Suppose that in Example 7–14 (Fig. 7–28), \({{\bf{m}}_{{\bf{II}}}}{\bf{ = 3}}{{\bf{m}}_{\bf{I}}}\).

(a) Where then would \({{\bf{m}}_{{\bf{II}}}}\) land?

(b) What if \({{\bf{m}}_{\bf{I}}}{\bf{ = 3}}{{\bf{m}}_{{\bf{II}}}}\)?

The CM of any object is the point that runs as if all of the mass were gathered there, and all the external forces were employed there.

(a)

It is given that \({m_{{\rm{II}}}} = 3{m_{\rm{I}}}\).

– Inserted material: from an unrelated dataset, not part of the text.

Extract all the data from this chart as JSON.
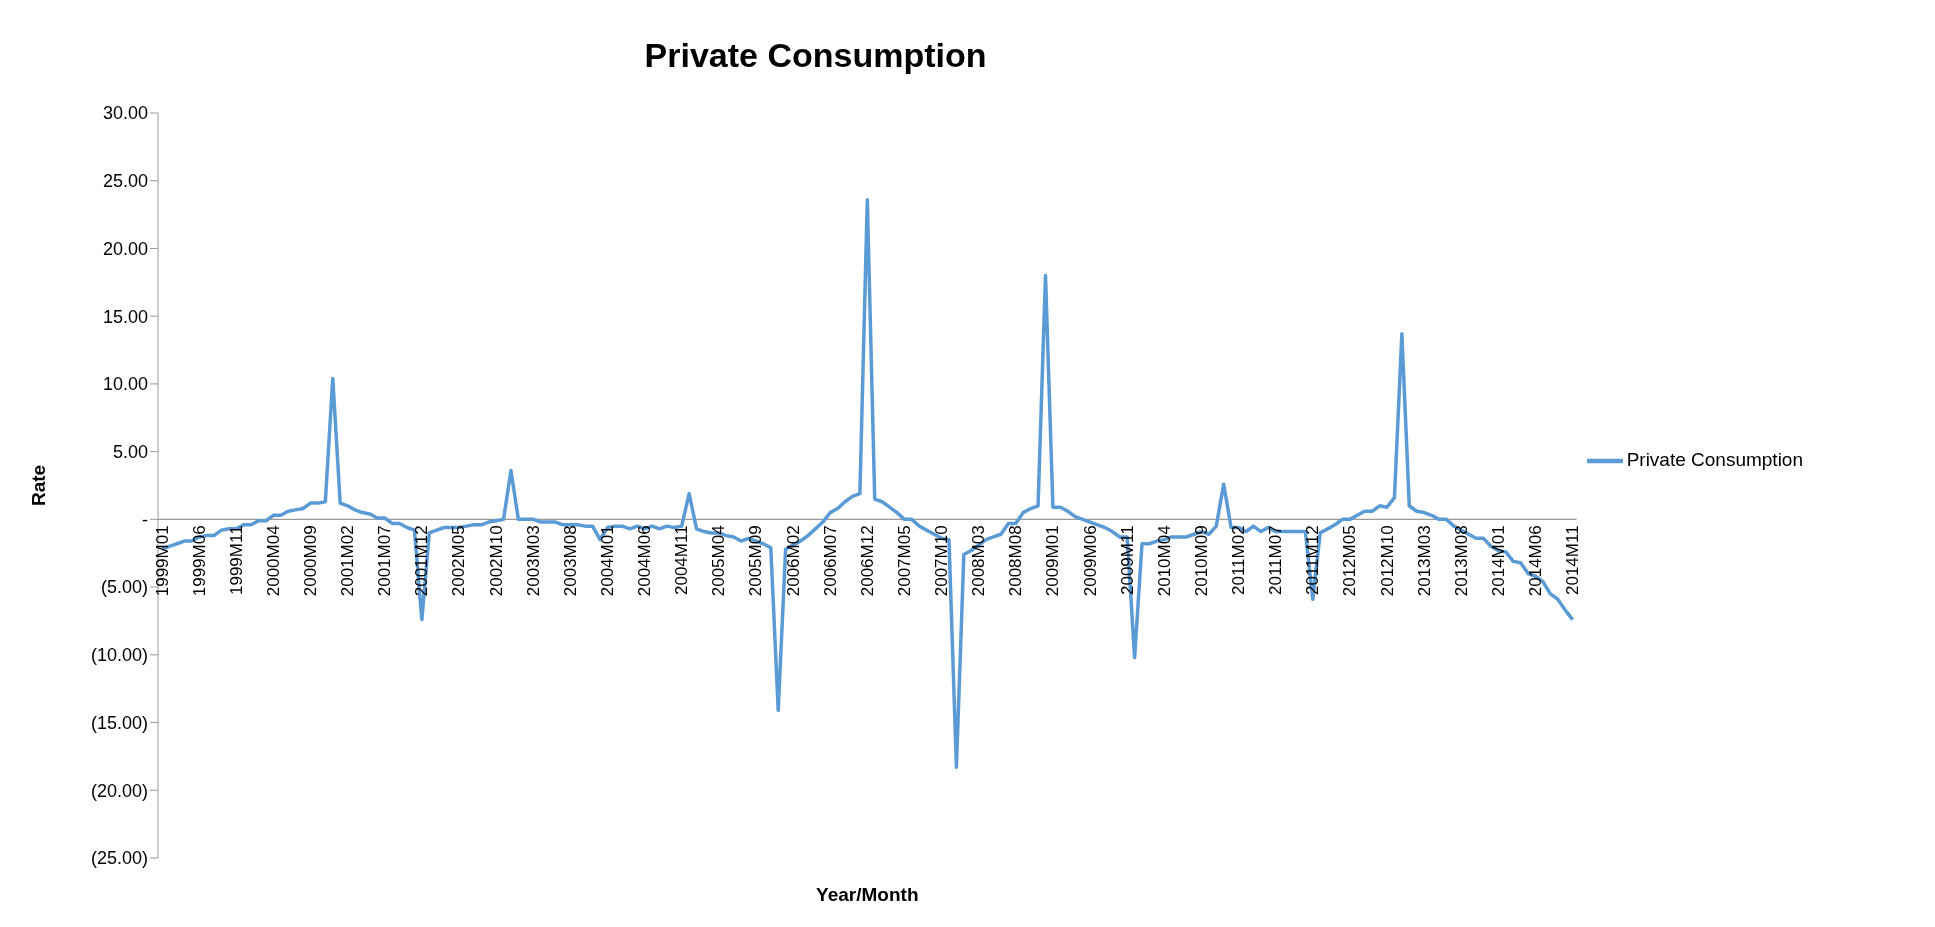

From examples 7-14, the center of mass of the system is located at \({x_{{\rm{CM}}}} = 2d\) , and the position of part I from the CM is \({x_{\rm{I}}} = d\).

The location of part II from the center of mass can be calculated asshown below:

\(\begin{array}{c}{x_{{\rm{CM}}}} = \frac{{{m_{\rm{I}}}{x_{\rm{I}}} + {m_{{\rm{II}}}}{x_{{\rm{II}}}}}}{{{m_{\rm{I}}} + {m_{{\rm{II}}}}}}\\2d = \frac{{{m_{\rm{I}}}d + 3{m_{\rm{I}}}{x_{{\rm{II}}}}}}{{{m_{\rm{I}}} + 3{m_{\rm{I}}}}}\\{x_{{\rm{II}}}} = \frac{7}{3}d\end{array}\)

Thus, the location of part II from the center of mass is \(\frac{7}{3}d\).

(b)

In this case, \({m_{\rm{I}}} = 3{m_{{\rm{II}}}}\). So, the location of part II from the center of mass can be calculated asshown below:

\(\begin{array}{c}{x_{{\rm{CM}}}} = \frac{{{m_{\rm{I}}}{x_{\rm{I}}} + {m_{{\rm{II}}}}{x_{{\rm{II}}}}}}{{{m_{\rm{I}}} + {m_{{\rm{II}}}}}}\\2d = \frac{{3{m_{{\rm{II}}}}d + 3{m_{{\rm{II}}}}{x_{{\rm{II}}}}}}{{3{m_{{\rm{II}}}} + {m_{{\rm{II}}}}}}\\{x_{{\rm{II}}}} = 5d\end{array}\)

Thus, the location of part II from the center of mass is \(5d\).